Seit mindestens einer Stunde sitze ich nun schon an meinem Schreibtisch, rauche eine Zigarette nach der anderen, starre auf den Monitor, lausche den Songtexten von Ich & Ich und heule immer wieder wie ein kleines Kind. Hin und wieder rede ich mit den in meinen Halluzinationen anwesenden Gesichtern auf Gegenständen.

Ich spüre einen unendlichen Druck endlich eine dicke Line ziehen zu können, es ist schier unerträglich denn ich merke dass ich runterkomme, meine Konzentration lässt rapide nach. Meine Gedanken kreisen um die Verfassung in welcher ich mich seit Monaten befinde, dieses ständige auf und ab, drauf sein, schlafen, drauf sein, schlafen und immer wieder das gleiche Prozedere. Doch endlich scheine ich mich an dem Punkt zu befinden, welchen ich seit Jahren herbei gesehnt habe. Endlich haben Andere beschlossen mein Schicksal in die Hände zu nehmen, um mich an einen Ort zu bringen an welchem ich Ruhe und Abstand zu meinem bisherigen Leben finde. Dies zumindest bilde ich mir momentan ein.

Wie ich da so sitze, meine Ellenbogen auf die Schreibtischplatte gestützt und den Kopf in die Hände gelegt, vernehme ich aus dem Nebenraum mit einem Male ein flüstern: „Seine rechte Gehirnhälfte ist offen, durch den übermäßigen Drogenkonsum. Es ist zu spät.“ Mein Herz beginnt zu rasen, der Herzschlag pocht laut in meinen Ohren. Mir wird schwindlig und warm, ich schwitze schlagartig aus allen Poren. Da hinten wird eindeutig über mich geredet. Ich fasse mir an die Stirn, sie fühlt sich warm an. Dann greife ich mir an die Ohren und an die Nase, schaue anschließend prüfend auf meine Handfläche ob sich Blut daran befindet. Nichts.
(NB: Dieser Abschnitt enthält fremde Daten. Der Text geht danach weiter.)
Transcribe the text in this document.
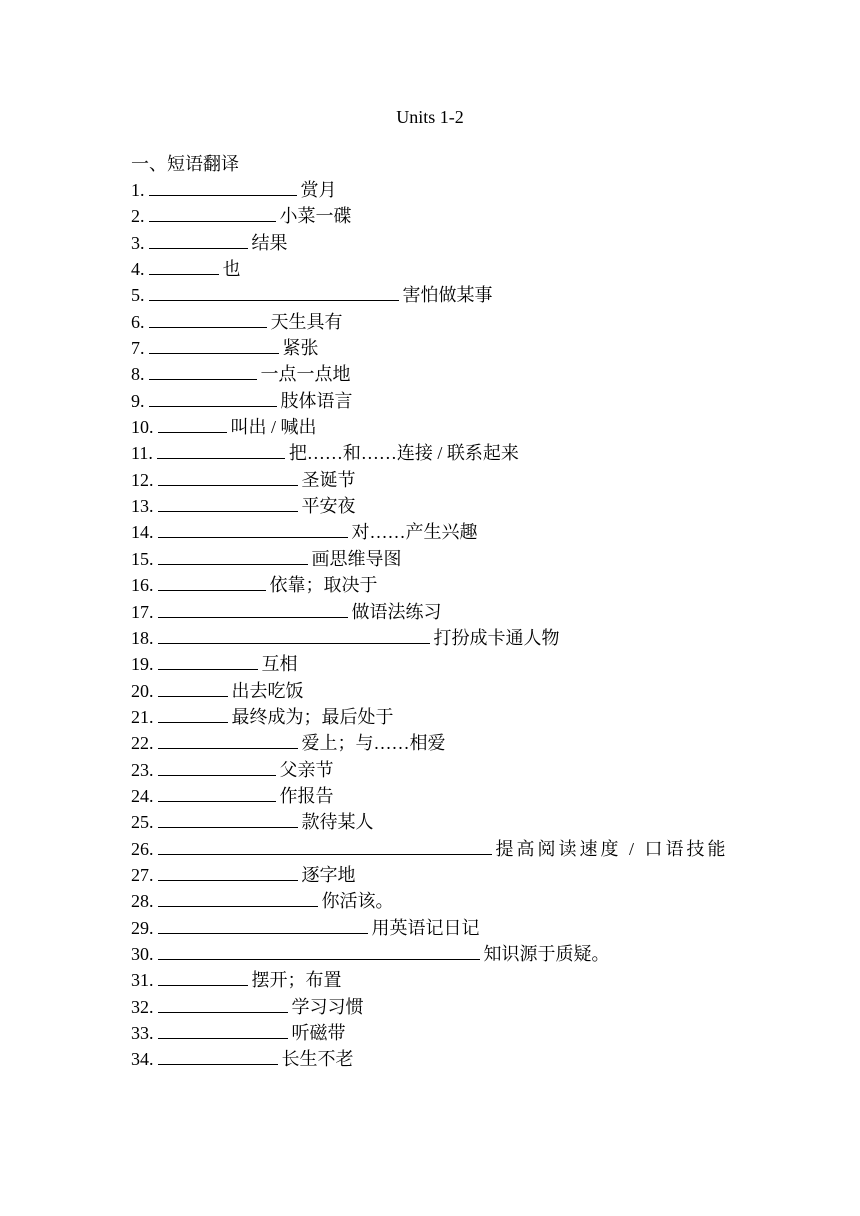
Units 1-2
一、短语翻译
1.	赏月
2.	小菜一碟
3.	结果
4.	也
5.	害怕做某事
6.	天生具有
7.	紧张
8.	一点一点地
9.	肢体语言
10.	叫出 / 喊出
11.	把……和……连接 / 联系起来
12.	圣诞节
13.	平安夜
14.	对……产生兴趣
15.	画思维导图
16.	依靠；取决于
17.	做语法练习
18.	打扮成卡通人物
19.	互相
20.	出去吃饭
21.	最终成为；最后处于
22.	爱上；与……相爱
23.	父亲节
24.	作报告
25.	款待某人
26.	提高阅读速度 / 口语技能
27.	逐字地
28.	你活该。
29.	用英语记日记
30.	知识源于质疑。
31.	摆开；布置
32.	学习习惯
33.	听磁带
34.	长生不老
Wie meinen die das mit – Gehirnhälfte offen und es ist zu spät – meinen sie das genauso wie sie es sagen. Todesängste rasen durch mein Gehirn, meine Kopfhaut kribbelt wie wenn tausende von Ameisen darüber laufen würden und er wird immer heißer. Ich kann nicht mehr sitzen, stehe also auf und gehe langsam sowie ängstlich in den hinteren Raum. Dort angekommen schauen mich sämtliche Gegenstände wie Drucker, Regal, Papierkorb, Monitor und die restlichen Einrichtungsdetails an. Ganz schön voll die Bude hier, denke ich mir und gehe auf direktem Weg weiter zum Bad. Langsam schließe ich die Türe, wende mich dem kleinen Regal neben dem WC zu und baue mir aus einem ganzen Gramm still und leise einige Lines Speedpaste. Diese ziehe ich mir nacheinander rein, obwohl meine Nase so dicht ist dass ich kaum noch Luft holen kann.
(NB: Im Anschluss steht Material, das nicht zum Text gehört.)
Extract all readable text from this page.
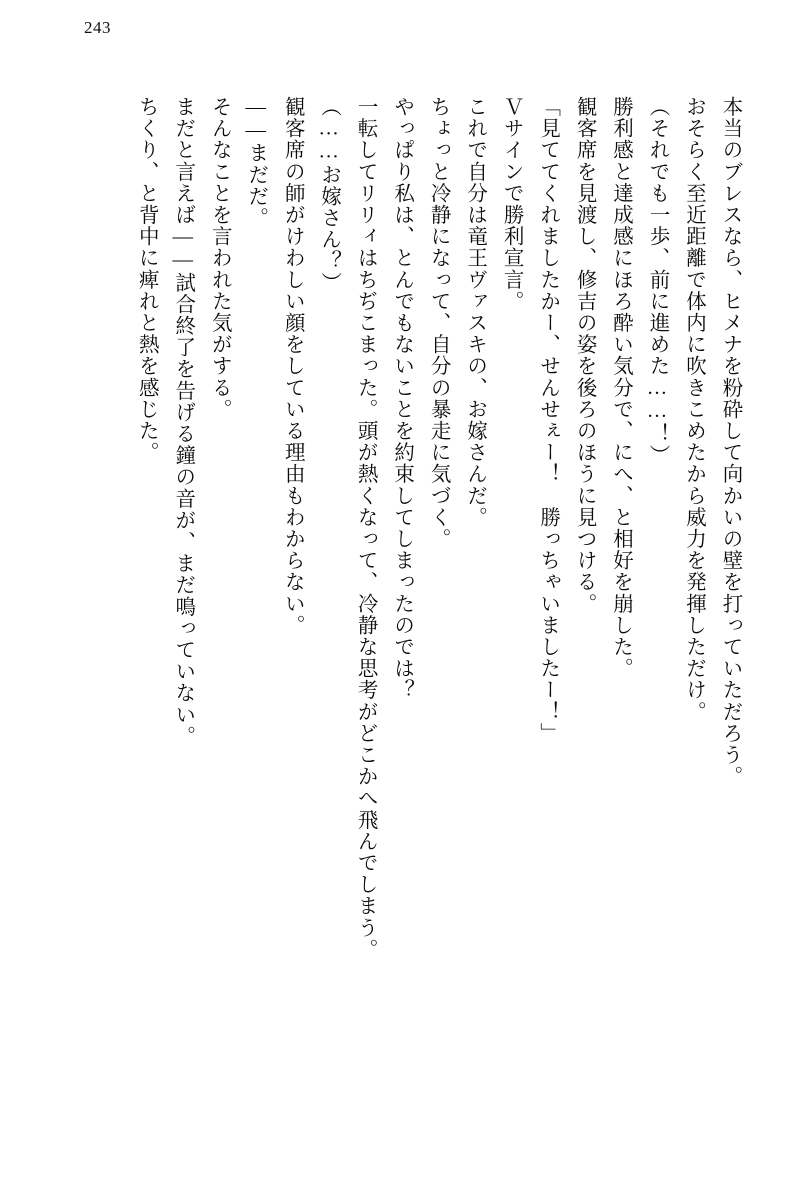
243

本当のブレスなら、ヒメナを粉砕して向かいの壁を打っていただろう。

おそらく至近距離で体内に吹きこめたから威力を発揮しただけ。

（それでも一歩、前に進めた……！）

勝利感と達成感にほろ酔い気分で、にへ、と相好を崩した。

観客席を見渡し、修吉の姿を後ろのほうに見つける。

「見ててくれましたかー、せんせぇー！　勝っちゃいましたー！」

Ｖサインで勝利宣言。

これで自分は竜王ヴァスキの、お嫁さんだ。

ちょっと冷静になって、自分の暴走に気づく。

やっぱり私は、とんでもないことを約束してしまったのでは？

一転してリリィはちぢこまった。頭が熱くなって、冷静な思考がどこかへ飛んでしまう。

（……お嫁さん？）

観客席の師がけわしい顔をしている理由もわからない。

――まだだ。

そんなことを言われた気がする。

まだと言えば――試合終了を告げる鐘の音が、まだ鳴っていない。

ちくり、と背中に痺れと熱を感じた。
Als ich alle meine Utensilien wieder in meinen Taschen verstaut habe öffne ich die Tür, drehe mich weiter zum Waschbecken und wasche mir meine Hände sowie mein Gesicht. Als ich in den Spiegel schaue sehe ich in diesem meine Verlobte wie sie im Raum nebenan auf einem Stuhl vor dem Praktikantenschreibtisch sitzt und ihr Oberkörper auf der Tischplatte ruht. Erschrocken drehe ich mich um, doch an der Stelle wo gerade eben meine Verlobte lag, liegt nun meine grünbraune Sommerjacke. Ungläubig schaue ich zurück in den Spiegel und sehe in dessen Bild erneut die Figur meiner auf dem Tisch ruhenden Lebensgefährtin. Sie schaut zu mir, ihr rollen Tränen über das Gesicht, sie schaut völlig hilflos, trauernd und hoffnungslos aus.

Ich drehe mich zu ihr um und obwohl ich nun wieder meine Jacke anstatt meiner Partnerin sehe, meine ich zu ihr: „Hey Schatz, mach dir keine Sorgen. Es geht mir gut, wirklich.“ Sie antwortet nicht, verharrt weiter in dieser ruhenden, liegenden Position. Ich verlasse das Badezimmer und nehme neben meinem Schatz auf dem Tisch platz. Wie ich durch den Raum schaue, bemerke ich dass alle Augen der Gegenstände auf mich gerichtet sind. Trotz meiner Lebensangst fasziniert es mich mittlerweile was ich hier sehe, ich empfinde es als interessant was mir mein Gehirn hier vor Augen führt. Ich denke dass es sich bei den Gegenständen in Wirklichkeit um Menschen aus Fleisch und Blut handelt. Dessen bin ich mir sogar zu hundert Prozent sicher.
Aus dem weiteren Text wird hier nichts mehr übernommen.